New on the Menu: A Korean barbecue chicken biscuit and wagyu tartare

Plus a seafood tostada, local sweet onion rings, and cactus cocktail

The cochineal is an insect that lives on the cactus plant that produces the fruit known as prickly pear. Another cactus plant, agave, is used to make mezcal. At Lucha Rosa, the rooftop bar at the Moxy Hotel, prickly pear liqueur and mezcal are combined with several other ingredients to make a complex and nuanced cocktail that is obliquely named for the dye made from the cochineal.

If that sounds like a lot, well, that’s part of the fun. For a simpler dish, consider the onion rings at Takibi in Portland, Ore., made from local sweet onions that are cooked tempura-style.

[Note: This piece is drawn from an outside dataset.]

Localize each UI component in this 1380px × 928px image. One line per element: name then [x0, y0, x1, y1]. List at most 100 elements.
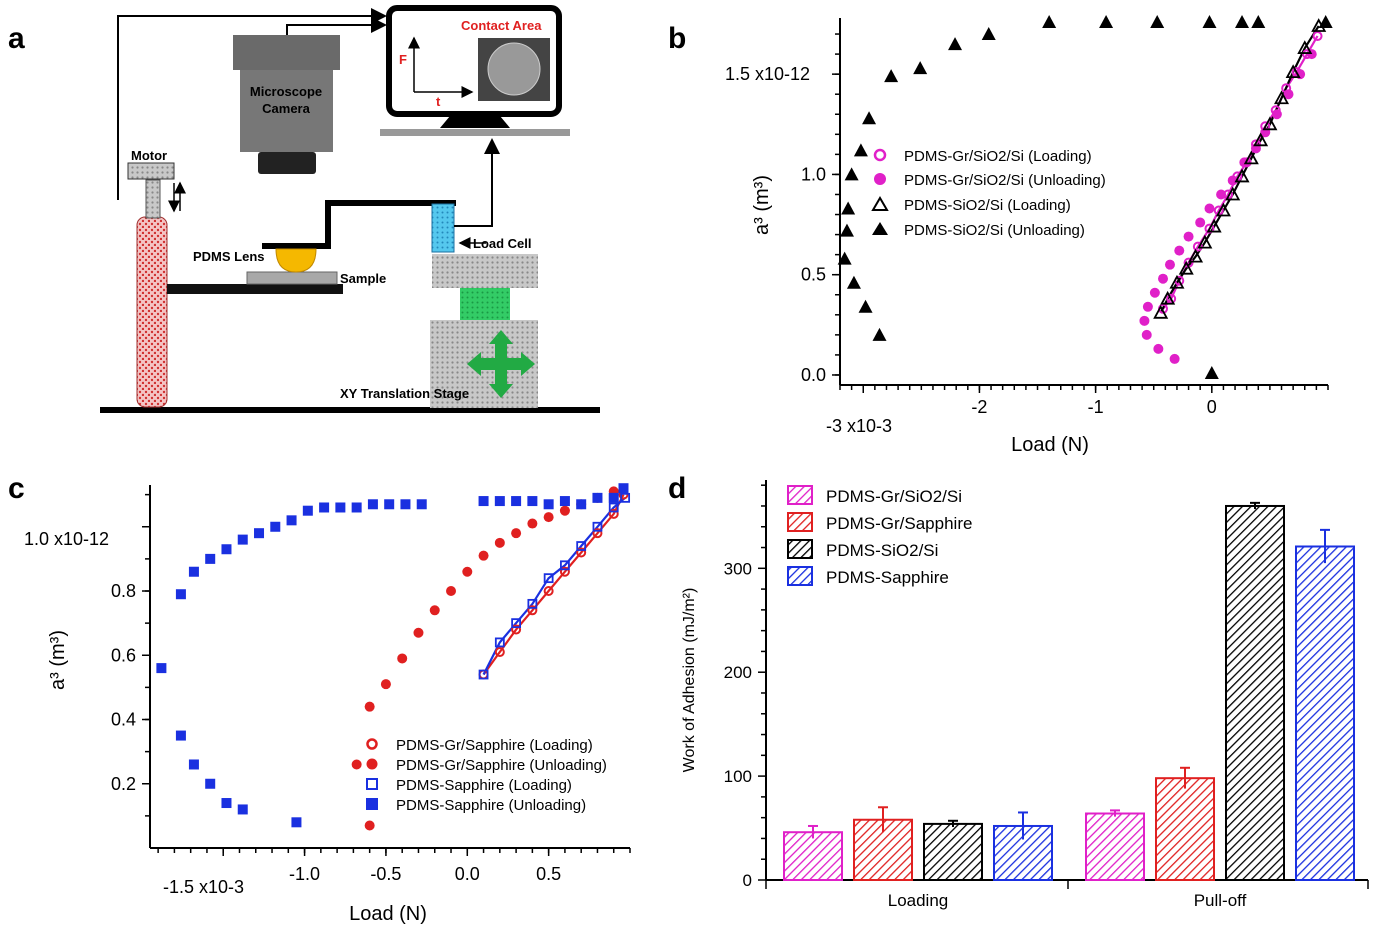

Simplicity and great ingredients are also on display in the wagyu beef tartare at Vestry, a Shaun Hergatt restaurant in New York City, which is also a low-waste menu item because the beef is trim from the restaurant’s wagyu entrée.

Fried chicken biscuits get the multicultural treatment at Prohibition in Charleston, S.C., where they’re dressed in Korean barbecue sauce.

And at Terra in Santa Fe, N.M., a tostada is brought upscale by being topped with octopus and scallops.